Les agents des finances publiques font donc ce qu’ils peuvent, avec ce qu’ils ont. Mais ils ont trop peu et de fait, le contrôle des prix de transfert des multinationales ne fait pas peur à ces dernières. Les agents des finances publiques font donc ce qu’ils peuvent, avec ce qu’ils ont. Mais ils ont trop peu et de fait, le contrôle des prix de transfert des multinationales ne fait pas peur à ces dernières. Alors que plusieurs dizaines de milliers de sociétés sont potentiellement concernées en France par les prix de transfert, les résultats du contrôle fiscal montrent que les redressements fiscaux opérés par l’administration fiscale sont tout à la fois :

  • peu nombreux : les redressements basés sur l’article 57 du Code général des impôts (le texte de référence en matière de transfert de bénéfices) a été utilisé à 355 reprises en 2019 ;
  • rentables : leur montant se sont élevés à 3,89 milliards d’euros « en base » en 2019, ce qui correspond à environ 1,2 milliard d’euros d’impôt du ;
  • fortement concentrés : en 2019, 27 affaires prises en compte au titre de l’article 57 du CGI ont trait à des transferts à destination de pays ou territoires offrant un régime fiscal privilégié, représentant un total supérieur à 1,5 Md€ en base :
  • ciblés sur certains territoires puisque les principales juridictions concernées sont les Bermudes, les Iles Caïmans, les Émirats Arabes Unis, Hong-Kong, l’Irlande, le Liechtenstein, Singapour et la Suisse.
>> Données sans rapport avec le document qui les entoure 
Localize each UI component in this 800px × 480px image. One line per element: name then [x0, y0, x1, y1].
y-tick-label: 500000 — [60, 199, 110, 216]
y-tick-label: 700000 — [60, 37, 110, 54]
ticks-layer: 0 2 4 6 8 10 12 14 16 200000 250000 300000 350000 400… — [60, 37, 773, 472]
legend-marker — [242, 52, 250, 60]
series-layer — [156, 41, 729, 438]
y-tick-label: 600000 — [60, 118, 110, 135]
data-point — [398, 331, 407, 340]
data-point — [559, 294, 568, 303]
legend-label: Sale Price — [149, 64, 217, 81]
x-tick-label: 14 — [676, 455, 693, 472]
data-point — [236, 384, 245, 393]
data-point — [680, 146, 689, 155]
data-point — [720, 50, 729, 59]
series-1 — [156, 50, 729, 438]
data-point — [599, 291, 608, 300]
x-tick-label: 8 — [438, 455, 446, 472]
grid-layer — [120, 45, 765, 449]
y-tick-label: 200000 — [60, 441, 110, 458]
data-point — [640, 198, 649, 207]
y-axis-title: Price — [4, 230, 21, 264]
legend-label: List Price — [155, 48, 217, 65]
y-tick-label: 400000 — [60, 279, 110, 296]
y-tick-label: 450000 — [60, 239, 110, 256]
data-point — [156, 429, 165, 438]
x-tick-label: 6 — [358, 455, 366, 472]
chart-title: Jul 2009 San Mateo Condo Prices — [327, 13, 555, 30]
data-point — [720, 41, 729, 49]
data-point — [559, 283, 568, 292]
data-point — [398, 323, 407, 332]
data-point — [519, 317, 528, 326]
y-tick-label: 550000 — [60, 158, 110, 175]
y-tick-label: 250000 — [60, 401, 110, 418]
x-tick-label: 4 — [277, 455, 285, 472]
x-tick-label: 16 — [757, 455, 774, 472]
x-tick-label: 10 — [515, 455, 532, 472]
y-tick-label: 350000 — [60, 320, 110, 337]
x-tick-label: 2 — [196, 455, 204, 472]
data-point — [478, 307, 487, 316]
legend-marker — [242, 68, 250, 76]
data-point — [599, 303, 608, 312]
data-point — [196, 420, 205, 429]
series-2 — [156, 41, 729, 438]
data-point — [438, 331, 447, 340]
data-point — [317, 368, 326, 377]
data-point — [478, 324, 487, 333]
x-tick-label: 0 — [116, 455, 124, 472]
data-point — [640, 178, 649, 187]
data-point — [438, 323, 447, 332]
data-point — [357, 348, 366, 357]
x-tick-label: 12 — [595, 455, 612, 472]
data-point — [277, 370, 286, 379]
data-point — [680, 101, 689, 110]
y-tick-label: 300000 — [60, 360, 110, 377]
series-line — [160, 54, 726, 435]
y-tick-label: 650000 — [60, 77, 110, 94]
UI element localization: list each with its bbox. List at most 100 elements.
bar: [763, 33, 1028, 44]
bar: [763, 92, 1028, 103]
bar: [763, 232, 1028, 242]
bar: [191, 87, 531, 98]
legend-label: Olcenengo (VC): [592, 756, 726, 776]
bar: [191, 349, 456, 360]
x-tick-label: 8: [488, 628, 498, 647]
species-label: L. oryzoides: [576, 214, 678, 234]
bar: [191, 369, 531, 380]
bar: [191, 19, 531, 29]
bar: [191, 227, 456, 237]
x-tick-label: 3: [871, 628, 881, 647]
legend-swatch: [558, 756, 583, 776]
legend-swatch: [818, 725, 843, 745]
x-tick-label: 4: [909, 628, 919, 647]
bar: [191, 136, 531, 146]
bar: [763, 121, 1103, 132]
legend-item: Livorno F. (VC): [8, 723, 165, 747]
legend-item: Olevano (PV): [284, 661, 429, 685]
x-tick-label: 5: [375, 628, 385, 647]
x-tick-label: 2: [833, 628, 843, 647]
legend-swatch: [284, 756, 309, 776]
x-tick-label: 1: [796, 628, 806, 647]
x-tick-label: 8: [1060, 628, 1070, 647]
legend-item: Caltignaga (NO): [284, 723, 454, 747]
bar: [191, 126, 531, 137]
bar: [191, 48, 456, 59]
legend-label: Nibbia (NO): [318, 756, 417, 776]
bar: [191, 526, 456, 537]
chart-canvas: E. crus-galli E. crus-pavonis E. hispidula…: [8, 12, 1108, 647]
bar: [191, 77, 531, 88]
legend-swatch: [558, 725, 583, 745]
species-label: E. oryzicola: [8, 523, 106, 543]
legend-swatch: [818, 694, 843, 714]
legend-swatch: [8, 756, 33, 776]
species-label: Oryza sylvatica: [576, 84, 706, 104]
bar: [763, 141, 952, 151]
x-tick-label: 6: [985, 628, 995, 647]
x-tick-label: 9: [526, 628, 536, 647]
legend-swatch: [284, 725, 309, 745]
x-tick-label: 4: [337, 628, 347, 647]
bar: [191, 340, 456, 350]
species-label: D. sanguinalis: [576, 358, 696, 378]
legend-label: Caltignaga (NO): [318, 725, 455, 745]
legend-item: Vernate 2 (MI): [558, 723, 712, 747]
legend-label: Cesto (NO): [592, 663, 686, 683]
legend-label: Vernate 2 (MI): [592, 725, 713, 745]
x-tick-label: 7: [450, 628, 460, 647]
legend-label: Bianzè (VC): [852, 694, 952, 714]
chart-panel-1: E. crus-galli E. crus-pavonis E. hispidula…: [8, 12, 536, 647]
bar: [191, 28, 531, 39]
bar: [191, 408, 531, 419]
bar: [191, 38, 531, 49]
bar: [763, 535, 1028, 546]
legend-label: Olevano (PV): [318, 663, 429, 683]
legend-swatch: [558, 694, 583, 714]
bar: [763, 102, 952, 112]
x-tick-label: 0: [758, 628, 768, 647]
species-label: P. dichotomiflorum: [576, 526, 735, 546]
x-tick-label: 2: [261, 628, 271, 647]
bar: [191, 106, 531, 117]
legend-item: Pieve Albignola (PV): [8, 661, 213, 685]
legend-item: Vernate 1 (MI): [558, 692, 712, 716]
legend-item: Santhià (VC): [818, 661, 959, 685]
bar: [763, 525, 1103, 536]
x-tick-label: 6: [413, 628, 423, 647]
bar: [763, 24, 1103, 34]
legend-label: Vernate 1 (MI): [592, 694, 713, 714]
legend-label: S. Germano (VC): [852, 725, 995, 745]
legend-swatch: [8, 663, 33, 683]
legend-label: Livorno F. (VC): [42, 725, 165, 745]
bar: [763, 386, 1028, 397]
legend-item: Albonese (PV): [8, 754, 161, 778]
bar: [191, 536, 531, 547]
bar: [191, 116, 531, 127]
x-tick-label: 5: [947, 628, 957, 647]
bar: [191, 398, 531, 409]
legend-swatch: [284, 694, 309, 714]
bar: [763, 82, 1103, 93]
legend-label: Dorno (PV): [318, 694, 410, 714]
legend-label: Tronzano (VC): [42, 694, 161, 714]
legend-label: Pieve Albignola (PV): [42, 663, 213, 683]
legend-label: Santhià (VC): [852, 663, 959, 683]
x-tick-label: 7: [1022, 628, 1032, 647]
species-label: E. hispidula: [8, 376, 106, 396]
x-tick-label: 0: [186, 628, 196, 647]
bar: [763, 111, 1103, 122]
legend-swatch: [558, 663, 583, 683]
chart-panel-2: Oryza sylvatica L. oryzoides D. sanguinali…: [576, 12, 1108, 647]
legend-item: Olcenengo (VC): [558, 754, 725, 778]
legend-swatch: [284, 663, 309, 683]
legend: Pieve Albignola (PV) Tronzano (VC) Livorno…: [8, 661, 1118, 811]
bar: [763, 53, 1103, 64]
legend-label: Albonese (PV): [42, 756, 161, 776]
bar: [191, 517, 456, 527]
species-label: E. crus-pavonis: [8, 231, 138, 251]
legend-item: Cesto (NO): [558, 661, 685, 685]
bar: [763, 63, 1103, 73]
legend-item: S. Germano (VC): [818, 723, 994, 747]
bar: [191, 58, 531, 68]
Le Delaware est absent de cette liste.

McKinsey est manifestement longtemps passé au travers des mailles du filet de l’administration fiscale qu’il est trop facile d’incriminer aujourd’hui alors que son affaiblissement procède de choix politiques et des mêmes responsables qui font appel aux cabinets privés pour leur conseiller de tuer les services publics.

Le résultat de la baisse des moyens du contrôle se voit. Combien de McKinsey ont profité de la baisse des moyens des services de contrôle ? Combien d’affaires à venir ? Il est urgent de faire de la lutte contre l’évasion et la fraude fiscales une priorité.